Du setzt dich häufig mit unterschiedlichen Kultur- und Lebenswelten auseinander, teilweise aus privater Motivation, teilweise arbeitsbedingt. Sind Reisen ein essenzieller Bestandteil deiner Arbeit?

Benjamin Tomasi: Das Reisen ist für mich definitiv ganz wichtig und ausschlaggebend. Ein neuer Ort löst neue Eindrücke, neue Empfindungen aus und man lernt sich selbst besser kennen. Selbst wenn es schwierig ist, sich auf einen Ort einzulassen, profitiert man zumindest immer von neuen Informationen. Vor zwei Jahren war ich zum Beispiel dank einer Residency in Armenien. Das war spannend, weil es mich zum einen oft an Orte verschlägt, die ich davor nicht kannte, und zum anderen an Orte, die ich schon immer aufsuchen wollte. In Armenien liegt thematisch sehr viel offen. Das Land hat eine sehr alte, sehr christliche und vorchristliche Kultur, mit alten Tempeln aus einer bronzezeitlichen Siedlung, daneben steht dann aber plötzlich ein Neubau aus der Sowjetunion, wieder daneben ein Hilton-Hotel. Absurdität hat mich immer neugierig gemacht. In dieser Zeit sind auch einige Arbeiten entstanden.

Benjamin Tomasi (c) Elis Unique

Du hast in Armenien für ein Videoprojekt zum ersten Mal mit einer Drohne gearbeitet.

Benjamin Tomasi: Ja, beziehungsweise habe ich dort zufällig jemanden gefunden, der eine Drohne hatte. Das war ein Künstler, der normalerweise Hochzeiten damit filmt, die in Armenien ja sehr spektakulär sind. Er hat mir auch paar seiner besten Aufzeichnungen gezeigt, das war sehr lustig.

Zwar eine ganze andere Kunstform, aber eine, die dich inspiriert?

Benjamin Tomasi: Ja, schon. Aber schwierig zu sagen, was mich wann und warum inspiriert. Oft passiert es, dass mir Ideen kommen, wenn ich auf experimentellen Konzerten bin. Im besten Fall startet bei mir dann ein Kopfkino.

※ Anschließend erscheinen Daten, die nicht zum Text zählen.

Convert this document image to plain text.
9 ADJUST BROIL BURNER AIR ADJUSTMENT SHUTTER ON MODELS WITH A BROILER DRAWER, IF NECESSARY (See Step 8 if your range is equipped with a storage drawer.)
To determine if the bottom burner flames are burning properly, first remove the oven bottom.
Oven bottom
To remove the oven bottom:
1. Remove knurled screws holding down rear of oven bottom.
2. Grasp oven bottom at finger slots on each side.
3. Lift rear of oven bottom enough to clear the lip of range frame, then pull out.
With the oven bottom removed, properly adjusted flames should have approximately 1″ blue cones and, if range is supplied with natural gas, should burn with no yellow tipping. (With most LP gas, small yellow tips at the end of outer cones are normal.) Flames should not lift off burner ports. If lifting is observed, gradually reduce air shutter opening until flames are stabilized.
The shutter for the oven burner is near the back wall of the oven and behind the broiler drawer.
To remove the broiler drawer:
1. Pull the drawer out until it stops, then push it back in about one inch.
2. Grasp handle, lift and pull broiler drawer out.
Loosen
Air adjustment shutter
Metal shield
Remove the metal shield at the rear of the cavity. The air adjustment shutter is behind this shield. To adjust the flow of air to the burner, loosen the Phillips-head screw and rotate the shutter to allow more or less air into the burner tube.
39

Du startest deine Projekte meistens aus eigener Initiative, manchmal sind es aber auch Aufträge. Deine Arbeit „Alex“ ist 2014 im Zuge einer dreimonatigen Residency und Recherche in Bozen zum Thema geschlechtsspezifische Gewalt entstanden und war bei der Ausstellung „cose da uomini / Männersache“ in der Galleria Civica di Bolzano zu sehen.

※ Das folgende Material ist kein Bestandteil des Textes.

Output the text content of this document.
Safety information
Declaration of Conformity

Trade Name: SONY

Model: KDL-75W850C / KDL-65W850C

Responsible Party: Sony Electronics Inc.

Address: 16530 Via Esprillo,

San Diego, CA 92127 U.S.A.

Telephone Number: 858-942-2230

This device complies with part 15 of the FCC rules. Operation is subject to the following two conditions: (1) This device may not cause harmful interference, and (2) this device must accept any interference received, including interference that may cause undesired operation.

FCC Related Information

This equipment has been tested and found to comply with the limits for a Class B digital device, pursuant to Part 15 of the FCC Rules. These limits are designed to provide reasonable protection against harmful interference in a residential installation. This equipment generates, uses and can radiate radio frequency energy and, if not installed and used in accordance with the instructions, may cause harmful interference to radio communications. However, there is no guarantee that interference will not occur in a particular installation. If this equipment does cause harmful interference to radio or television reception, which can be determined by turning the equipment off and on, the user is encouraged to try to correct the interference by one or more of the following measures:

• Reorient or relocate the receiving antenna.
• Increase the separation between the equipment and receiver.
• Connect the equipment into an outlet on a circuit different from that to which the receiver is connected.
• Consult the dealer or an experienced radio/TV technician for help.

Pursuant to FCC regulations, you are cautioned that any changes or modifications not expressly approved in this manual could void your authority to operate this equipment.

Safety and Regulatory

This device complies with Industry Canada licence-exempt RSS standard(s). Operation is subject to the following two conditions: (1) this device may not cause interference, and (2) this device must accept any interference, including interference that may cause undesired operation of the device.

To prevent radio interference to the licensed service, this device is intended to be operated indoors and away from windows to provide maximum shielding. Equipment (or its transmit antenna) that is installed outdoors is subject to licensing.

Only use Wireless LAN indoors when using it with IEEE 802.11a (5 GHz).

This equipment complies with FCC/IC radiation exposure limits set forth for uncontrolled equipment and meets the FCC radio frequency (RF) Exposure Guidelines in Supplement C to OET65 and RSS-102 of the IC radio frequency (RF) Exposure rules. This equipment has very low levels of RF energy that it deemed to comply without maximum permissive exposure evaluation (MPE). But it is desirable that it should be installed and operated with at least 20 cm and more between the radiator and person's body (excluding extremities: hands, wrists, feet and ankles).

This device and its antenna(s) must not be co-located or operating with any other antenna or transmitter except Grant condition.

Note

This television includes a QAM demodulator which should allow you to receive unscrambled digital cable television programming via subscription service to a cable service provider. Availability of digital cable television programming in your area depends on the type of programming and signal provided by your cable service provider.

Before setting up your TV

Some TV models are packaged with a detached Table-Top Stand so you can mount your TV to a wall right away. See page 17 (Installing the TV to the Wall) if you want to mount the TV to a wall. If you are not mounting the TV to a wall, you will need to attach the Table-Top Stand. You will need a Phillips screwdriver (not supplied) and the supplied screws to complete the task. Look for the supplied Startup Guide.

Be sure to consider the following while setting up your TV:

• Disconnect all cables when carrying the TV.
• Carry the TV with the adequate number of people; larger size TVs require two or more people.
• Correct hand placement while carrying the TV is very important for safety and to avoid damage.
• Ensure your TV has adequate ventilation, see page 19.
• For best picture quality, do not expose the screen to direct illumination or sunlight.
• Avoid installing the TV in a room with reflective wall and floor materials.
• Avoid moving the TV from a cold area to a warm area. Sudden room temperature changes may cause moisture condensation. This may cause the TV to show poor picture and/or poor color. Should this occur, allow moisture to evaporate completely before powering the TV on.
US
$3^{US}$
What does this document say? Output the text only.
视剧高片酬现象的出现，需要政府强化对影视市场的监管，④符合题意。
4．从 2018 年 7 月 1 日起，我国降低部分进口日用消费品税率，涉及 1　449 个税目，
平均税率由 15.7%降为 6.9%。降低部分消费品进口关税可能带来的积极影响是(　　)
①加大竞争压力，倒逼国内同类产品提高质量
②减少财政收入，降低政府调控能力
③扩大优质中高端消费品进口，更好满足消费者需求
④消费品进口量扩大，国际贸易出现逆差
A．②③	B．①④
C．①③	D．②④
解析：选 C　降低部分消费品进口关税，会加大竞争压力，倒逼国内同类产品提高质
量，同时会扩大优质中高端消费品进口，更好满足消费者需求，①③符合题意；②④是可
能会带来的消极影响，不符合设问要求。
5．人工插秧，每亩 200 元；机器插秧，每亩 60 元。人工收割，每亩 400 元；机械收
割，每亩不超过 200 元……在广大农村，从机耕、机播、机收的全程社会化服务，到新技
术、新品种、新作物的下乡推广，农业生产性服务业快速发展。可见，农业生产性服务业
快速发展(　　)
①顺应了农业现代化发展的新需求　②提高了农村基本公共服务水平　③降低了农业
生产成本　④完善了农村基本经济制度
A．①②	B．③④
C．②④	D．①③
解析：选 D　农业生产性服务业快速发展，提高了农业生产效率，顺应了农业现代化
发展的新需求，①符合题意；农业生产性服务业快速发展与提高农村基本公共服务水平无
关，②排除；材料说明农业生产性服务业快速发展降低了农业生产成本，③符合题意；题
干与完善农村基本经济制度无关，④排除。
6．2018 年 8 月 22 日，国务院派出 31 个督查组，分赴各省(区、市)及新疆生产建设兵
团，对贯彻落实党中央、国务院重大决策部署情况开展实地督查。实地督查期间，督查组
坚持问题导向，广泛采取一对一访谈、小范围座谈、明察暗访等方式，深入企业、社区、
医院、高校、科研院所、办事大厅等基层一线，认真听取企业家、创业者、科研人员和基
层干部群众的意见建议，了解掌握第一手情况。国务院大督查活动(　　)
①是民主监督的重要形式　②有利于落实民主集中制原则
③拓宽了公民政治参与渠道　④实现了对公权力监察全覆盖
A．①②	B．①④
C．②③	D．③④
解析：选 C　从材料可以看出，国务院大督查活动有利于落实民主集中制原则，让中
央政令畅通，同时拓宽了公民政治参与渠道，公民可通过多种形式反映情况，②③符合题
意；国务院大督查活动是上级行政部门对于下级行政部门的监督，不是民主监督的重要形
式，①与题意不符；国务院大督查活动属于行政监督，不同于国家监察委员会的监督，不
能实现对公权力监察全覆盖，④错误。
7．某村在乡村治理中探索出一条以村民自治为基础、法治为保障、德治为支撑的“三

Benjamin Tomasi: Auslöser war eine Einladung, das Thema kam also eigentlich gar nicht von mir, sondern von der Kuratorin Susanne Sara Mandice, die drei künstlerisch tätige Männer engagieren wollte, die sich mit dem Thema befassen wollten und zwischen 30 und 40 Jahre alt waren, also genau in dem Alter, in dem die meisten gewalttätigen Männer laut Statistik Gewalt ausüben. Die Recherchezeit war unglaublich intensiv, wir hatten ganz viele Lectures, ganz viele Gespräche mit Polizistinnen und Polizisten, Psychologinnen und Psychologen, Philosophinnen und Philosophen und Justizwachebeamtinnen und -beamten.

Wie konntest du künstlerisch einen Leitfaden finden?

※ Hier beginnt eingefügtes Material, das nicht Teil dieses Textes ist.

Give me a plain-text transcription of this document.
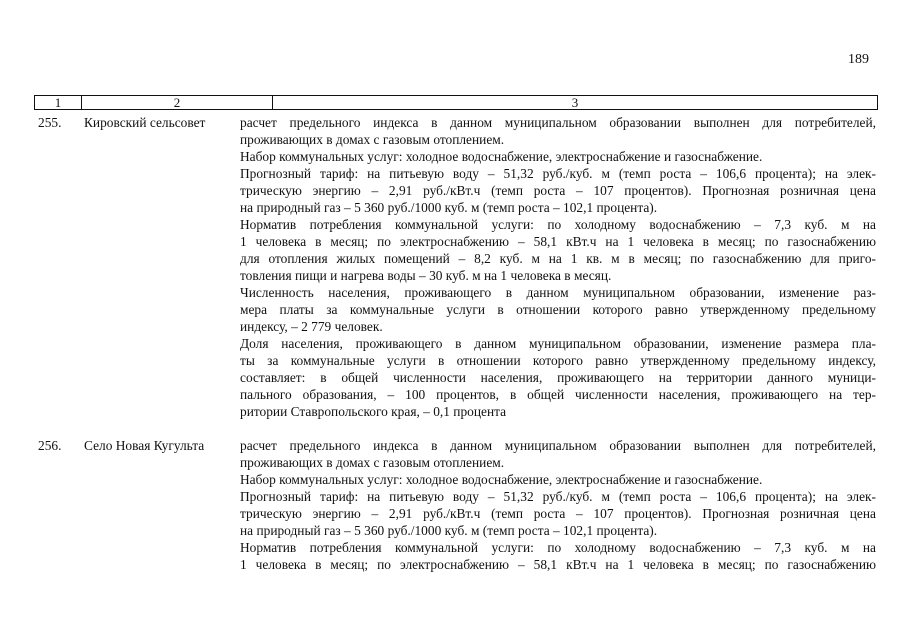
189
1	2	3
255. Кировский сельсовет	расчет предельного индекса в данном муниципальном образовании выполнен для потребителей,
проживающих в домах с газовым отоплением.
Набор коммунальных услуг: холодное водоснабжение, электроснабжение и газоснабжение.
Прогнозный тариф: на питьевую воду – 51,32 руб./куб. м (темп роста – 106,6 процента); на элек-
трическую энергию – 2,91 руб./кВт.ч (темп роста – 107 процентов). Прогнозная розничная цена
на природный газ – 5 360 руб./1000 куб. м (темп роста – 102,1 процента).
Норматив потребления коммунальной услуги: по холодному водоснабжению – 7,3 куб. м на
1 человека в месяц; по электроснабжению – 58,1 кВт.ч на 1 человека в месяц; по газоснабжению
для отопления жилых помещений – 8,2 куб. м на 1 кв. м в месяц; по газоснабжению для приго-
товления пищи и нагрева воды – 30 куб. м на 1 человека в месяц.
Численность населения, проживающего в данном муниципальном образовании, изменение раз-
мера платы за коммунальные услуги в отношении которого равно утвержденному предельному
индексу, – 2 779 человек.
Доля населения, проживающего в данном муниципальном образовании, изменение размера пла-
ты за коммунальные услуги в отношении которого равно утвержденному предельному индексу,
составляет: в общей численности населения, проживающего на территории данного муници-
пального образования, – 100 процентов, в общей численности населения, проживающего на тер-
ритории Ставропольского края, – 0,1 процента
256. Село Новая Кугульта	расчет предельного индекса в данном муниципальном образовании выполнен для потребителей,
проживающих в домах с газовым отоплением.
Набор коммунальных услуг: холодное водоснабжение, электроснабжение и газоснабжение.
Прогнозный тариф: на питьевую воду – 51,32 руб./куб. м (темп роста – 106,6 процента); на элек-
трическую энергию – 2,91 руб./кВт.ч (темп роста – 107 процентов). Прогнозная розничная цена
на природный газ – 5 360 руб./1000 куб. м (темп роста – 102,1 процента).
Норматив потребления коммунальной услуги: по холодному водоснабжению – 7,3 куб. м на
1 человека в месяц; по электроснабжению – 58,1 кВт.ч на 1 человека в месяц; по газоснабжению
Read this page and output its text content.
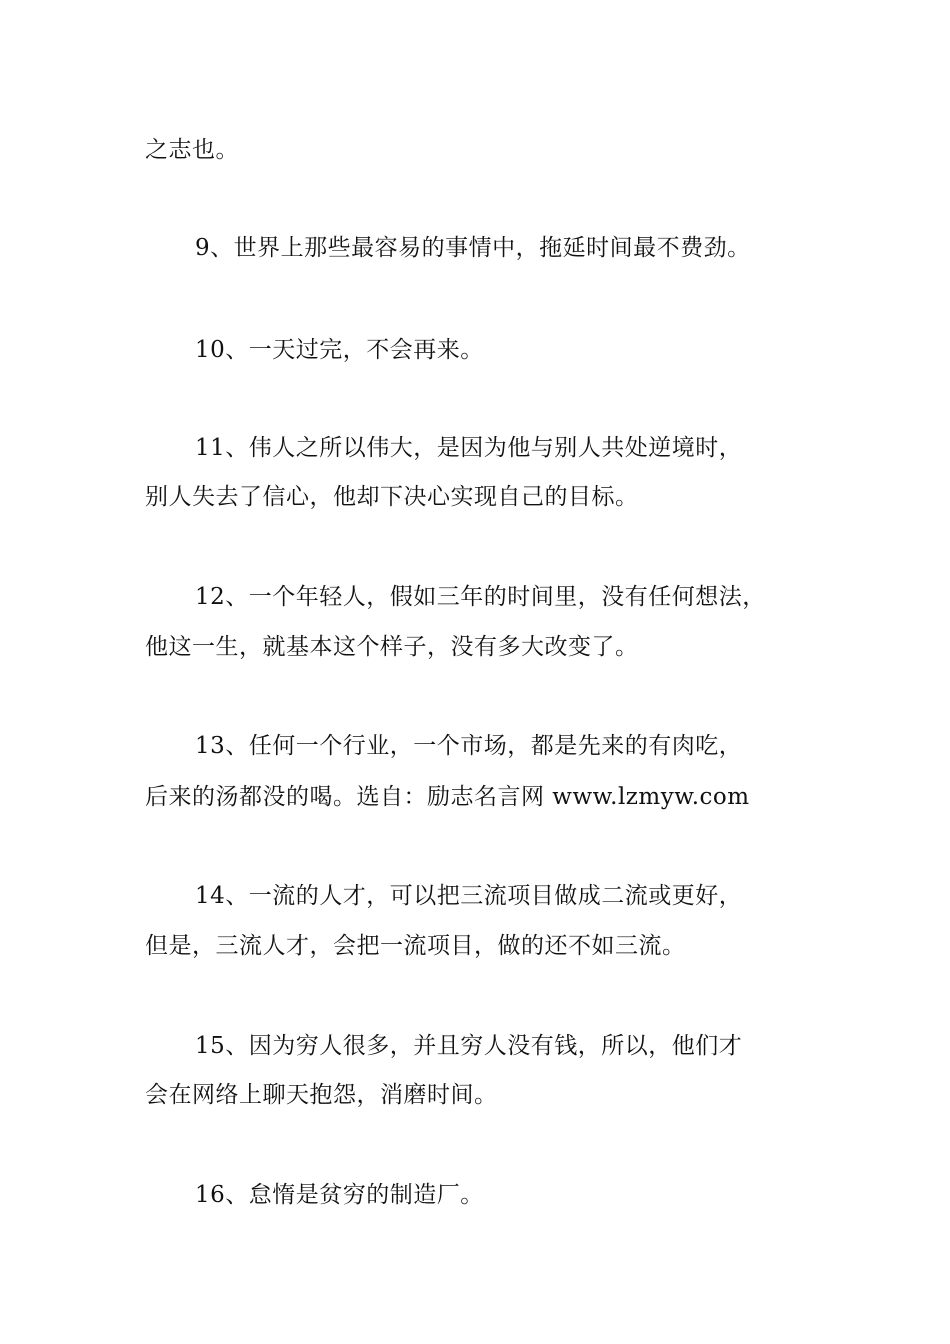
之志也。
9、世界上那些最容易的事情中，拖延时间最不费劲。
10、一天过完，不会再来。
11、伟人之所以伟大，是因为他与别人共处逆境时，
别人失去了信心，他却下决心实现自己的目标。
12、一个年轻人，假如三年的时间里，没有任何想法，
他这一生，就基本这个样子，没有多大改变了。
13、任何一个行业，一个市场，都是先来的有肉吃，
后来的汤都没的喝。选自：励志名言网 www.lzmyw.com
14、一流的人才，可以把三流项目做成二流或更好，
但是，三流人才，会把一流项目，做的还不如三流。
15、因为穷人很多，并且穷人没有钱，所以，他们才
会在网络上聊天抱怨，消磨时间。
16、怠惰是贫穷的制造厂。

Benjamin Tomasi: Schlussendlich wollte ich mich damit auseinandersetzen, dass ich sprachlos bin. Dass ich dieses Thema für mich nicht adäquat übersetzen kann. Ich habe mich auf einen trockenen Text gestützt, der eigentlich wie eine Statistik funktioniert, rein faktisch und ohne Geschichte gewesen ist. Ich wollte die Emotionalität weglassen, nur die Fakten nehmen und dann durch den Wolf drehen. Ich habe den Text erst mal von der Apple-Software „Alex“ vorlesen lassen. Alex deswegen, weil es Mann und Frau sein kann. Und danach habe ich diesen Text wie ein Rauschen klingen lassen, damit alles wie Nebel war, man nichts mehr sah. Gewalt kann überall passieren, wir sind sprachlos und wir sehen nichts. Daneben stand ein Bild von Tina Modotti, einer wichtigen Frauenrechtskämpferin.

„[…] ich würde es nie forcieren, tagespolitische Kunst zu machen.“

Welche Rolle spielt die Tagespolitik bei deiner Arbeit?

Benjamin Tomasi: Tagespolitik finde ich schwierig. Ich würde es nie forcieren, tagespolitische Kunst zu machen. Mich beeinflusst das Zeitgeschehen persönlich stark, ich bin empört und gehe demonstrieren. Aber in meiner Kunst geht es mir viel allgemeiner um die menschliche Existenz, die nicht an Aktualität gebunden ist. Mich fasziniert, was der Mensch macht. Der Mensch ist Natur und auf der anderen Seite das Gegenteil, und er versteht beides nicht. Er versteht seine Natur nicht und versteht aber auch nicht, was er tut. Das finde ich sehr spannend.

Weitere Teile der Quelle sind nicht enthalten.